Lemma 1 (cf. factor theorem)   Let $R$ be a commutative ring with identity and let $p(x)\in R[x]$ be a polynomial with coefficients in $R$ . The element $a\in R$ is a root of $p(x)$ if and only if $(x-a)$ divides $p(x)$ .

Proof. See proof of factor theorem using division.

Theorem 1   Let $F$ be a field and let $p(x)$ be a non-zero polynomial in $F[x]$ of degree $n\geq 0$ . Then $p(x)$ has at most $n$ roots in $F$ (counted with multiplicity).

Proof. We proceed by induction. The case $n=0$ is trivial since $p(x)$ is a non-zero constant, thus $p(x)$ cannot have any roots.

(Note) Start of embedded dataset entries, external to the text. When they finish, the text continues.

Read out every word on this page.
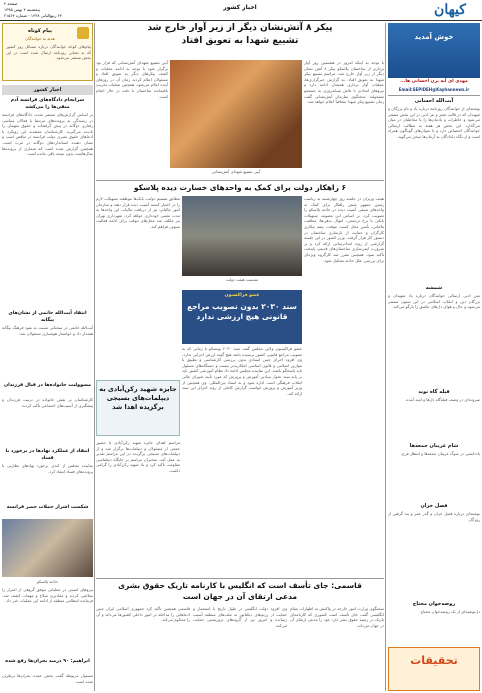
کیهان
اخبار کشور
صفحه ۴
پنجشنبه ۴ بهمن ۱۳۹۵
۲۴ ربیع‌الثانی ۱۴۳۸ - شماره ۲۱۵۶۴
خوش آمدید
مهدی ای آیه برن احسانی ها...
Email:SEPIDEH@Kayhannews.ir
آیت‌الله احسانی
نوشته‌ای از خوانندگان روزنامه درباره یاد و نام بزرگان و شهیدان که در قالب شعر و نثر ادبی در این بخش منتشر می‌شود و خاطرات و یادمان‌ها را با مخاطبان در میان می‌گذارد. این بخش هر هفته به مطالب ارسالی خوانندگان اختصاص دارد و با عنوان‌های گوناگون همراه است و از نگاه دلدادگان به آرمان‌ها سخن می‌گوید.
شمشه
متن ادبی ارسالی خوانندگان درباره یاد شهیدان و بزرگان دین و انقلاب اسلامی در این ستون منتشر می‌شود و حال و هوای دل‌های عاشق را بازگو می‌کند.
قبله گاه نوید
سروده‌ای در وصف قبله‌گاه دل‌ها و امید آینده.
شام غریبان جمعه‌ها
یادداشتی در سوگ غریبان جمعه‌ها و انتظار فرج.
فصل خزان
نوشته‌ای درباره فصل خزان و گذر عمر و پند گرفتن از روزگار.
روضه‌خوان محتاج
دل‌نوشته‌ای از یک روضه‌خوان محتاج.
تحقیقات
پیکر ۸ آتش‌نشان دیگر از زیر آوار خارج شد
تشییع شهدا به تعویق افتاد
آیین تشییع شهدای آتش‌نشانی
با توجه به اینکه امروز در هشتمین روز آوار برداری از ساختمان پلاسکو پیکر ۸ آتش نشان دیگر از زیر آوار خارج شد، مراسم تشییع پیکر شهدا به تعویق افتاد. به گزارش خبرگزاری‌ها، عملیات آوار برداری همچنان ادامه دارد و نیروهای امدادی با تلاش شبانه‌روزی به جستجو مشغولند. سخنگوی سازمان آتش‌نشانی گفت زمان تشییع پیکر شهدا متعاقباً اعلام خواهد شد.
آیین تشییع شهدای آتش‌نشانی که قرار بود برگزار شود با توجه به ادامه عملیات و کشف پیکرهای دیگر به تعویق افتاد و مسئولان اعلام کردند زمان آن در روزهای آینده اعلام می‌شود. همچنین عملیات تخریب باقیمانده ساختمان با دقت در حال انجام است.
۶ راهکار دولت برای کمک به واحدهای خسارت دیده پلاسکو
نشست هیئت دولت
هیئت وزیران در جلسه روز چهارشنبه به ریاست رئیس جمهور شش راهکار برای کمک به واحدهای صنفی آسیب دیده در حادثه پلاسکو را تصویب کرد. بر اساس این مصوبه، تسهیلات بانکی با نرخ ترجیحی، امهال بدهی‌ها، معافیت مالیاتی، تأمین محل کسب موقت، بیمه بیکاری کارگران و حمایت از بازسازی ساختمان در دستور کار قرار گرفت. وزیر کشور در این جلسه گزارشی از روند امدادرسانی ارائه کرد و بر ضرورت ایمن‌سازی ساختمان‌های قدیمی پایتخت تأکید نمود. همچنین مقرر شد کارگروه ویژه‌ای برای بررسی علل حادثه تشکیل شود.
مطابق تصمیم دولت، بانک‌ها موظفند تسهیلات لازم را در اختیار کسبه آسیب دیده قرار دهند و سازمان امور مالیاتی نیز از دریافت مالیات این واحدها به مدت معینی خودداری خواهد کرد. شهرداری تهران نیز مکلف شد محل‌های موقت برای ادامه فعالیت صنوف فراهم کند.
عضو فراکسیون
سند ۲۰۳۰ بدون تصویب مراجع قانونی هیچ ارزشی ندارد
عضو فراکسیون ولایی مجلس گفت سند ۲۰۳۰ یونسکو تا زمانی که به تصویب مراجع قانونی کشور نرسیده باشد هیچ گونه ارزش اجرایی ندارد. وی افزود اجرای چنین اسنادی بدون بررسی کارشناسی و تطبیق با موازین اسلامی و قانون اساسی امکان‌پذیر نیست و دستگاه‌های مسئول باید پاسخگو باشند. این نماینده مجلس ادامه داد نظام آموزشی کشور باید بر پایه سند تحول بنیادین آموزش و پرورش که مورد تأیید شورای عالی انقلاب فرهنگی است اداره شود و نه اسناد بین‌المللی. وی همچنین از وزیر آموزش و پرورش خواست گزارش کاملی از روند اجرای این سند ارائه کند.
جایزه شهید رکن‌آبادی به دیپلمات‌های بسیجی برگزیده اهدا شد
مراسم اهدای جایزه شهید رکن‌آبادی با حضور جمعی از مسئولان و دیپلمات‌ها برگزار شد و از دیپلمات‌های بسیجی برگزیده در این مراسم تقدیر به عمل آمد. سخنران مراسم بر جایگاه دیپلماسی مقاومت تأکید کرد و یاد شهید رکن‌آبادی را گرامی داشت.
قاسمی: جای تأسف است که انگلیس با کارنامه تاریک حقوق بشری
مدعی ارتقای آن در جهان است
سخنگوی وزارت امور خارجه در واکنش به اظهارات مقام انگلیسی گفت جای تأسف است کشوری که کارنامه‌ای تاریک در زمینه حقوق بشر دارد خود را مدعی ارتقای آن در جهان می‌داند.
وی افزود دولت انگلیس در طول تاریخ با استعمار و حمایت از رژیم‌های دیکتاتور به ملت‌های منطقه آسیب رسانده و امروز نیز از گروه‌های تروریستی حمایت می‌کند.
قاسمی همچنین تأکید کرد جمهوری اسلامی ایران چنین ادعاهایی را مداخله در امور داخلی کشورها می‌داند و آن را محکوم می‌کند.
پیام کوتاه
هدیه به خوانندگان
پیام‌های کوتاه خوانندگان درباره مسائل روز کشور که به نشانی روزنامه ارسال شده است در این بخش منتشر می‌شود.
اخبار کشور
سرانجام دادگاه‌های فرانسه آدم منفی‌ها را می‌کشد
بر اساس گزارش‌های منتشر شده، دادگاه‌های فرانسه در رسیدگی به پرونده‌های مرتبط با فعالان سیاسی رفتاری دوگانه در پیش گرفته‌اند و حقوق متهمان را نادیده می‌گیرند. کارشناسان معتقدند این رویکرد با ادعاهای حقوق بشری دولت فرانسه در تناقض است و نشان دهنده استانداردهای دوگانه در غرب است. همچنین گزارش شده است که شماری از پرونده‌ها سال‌هاست بدون نتیجه باقی مانده است.
انتقاد آیت‌الله خاتمی از نشان‌های بیگانه
آیت‌الله خاتمی در سخنانی نسبت به نفوذ فرهنگ بیگانه هشدار داد و خواستار هوشیاری مسئولان شد.
مسوولیت خانواده‌ها در قبال فرزندان
کارشناسان بر نقش خانواده در تربیت فرزندان و پیشگیری از آسیب‌های اجتماعی تأکید کردند.
انتقاد از عملکرد نهادها در برخورد با فساد
نماینده مجلس از کندی برخورد نهادهای نظارتی با پرونده‌های فساد انتقاد کرد.
شکست اشرار حملات حصر فرانسه
حادثه پلاسکو
نیروهای امنیتی در عملیاتی موفق گروهی از اشرار را متلاشی کردند و مقادیری سلاح و مهمات کشف شد. فرمانده انتظامی منطقه از ادامه این عملیات خبر داد.
ابراهیم: ۹۰ درصد بحران‌ها رفع شده
مسئول مربوطه گفت بخش عمده بحران‌ها برطرف شده است.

Suppose that any polynomial in $F[x]$ of degree $n$ has at most $n$ roots and let $p(x)\in F[x]$ be a polynomial of degree $n+1$ . If $p(x)$ has no roots then the result is trivial, so let us assume that $p(x)$ has at least one root $a\in F$ . Then, by the lemma above, there exist a polynomial $q(x)$ such that: $$p(x)=(x-a)\cdot q(x).$$ Hence, $q(x)\in F[x]$ is a polynomial of degree $n$ . By the induction hypothesis, the polynomial $q(x)$ has at most $n$ roots. It is clear that any root of $q(x)$ is a root of $p(x)$ and if $b\neq a$ is a root of $p(x)$ then $b$ is also a root of $q(x)$ . Thus, $p(x)$ has at most $n+1$ roots, which concludes the proof of the theorem.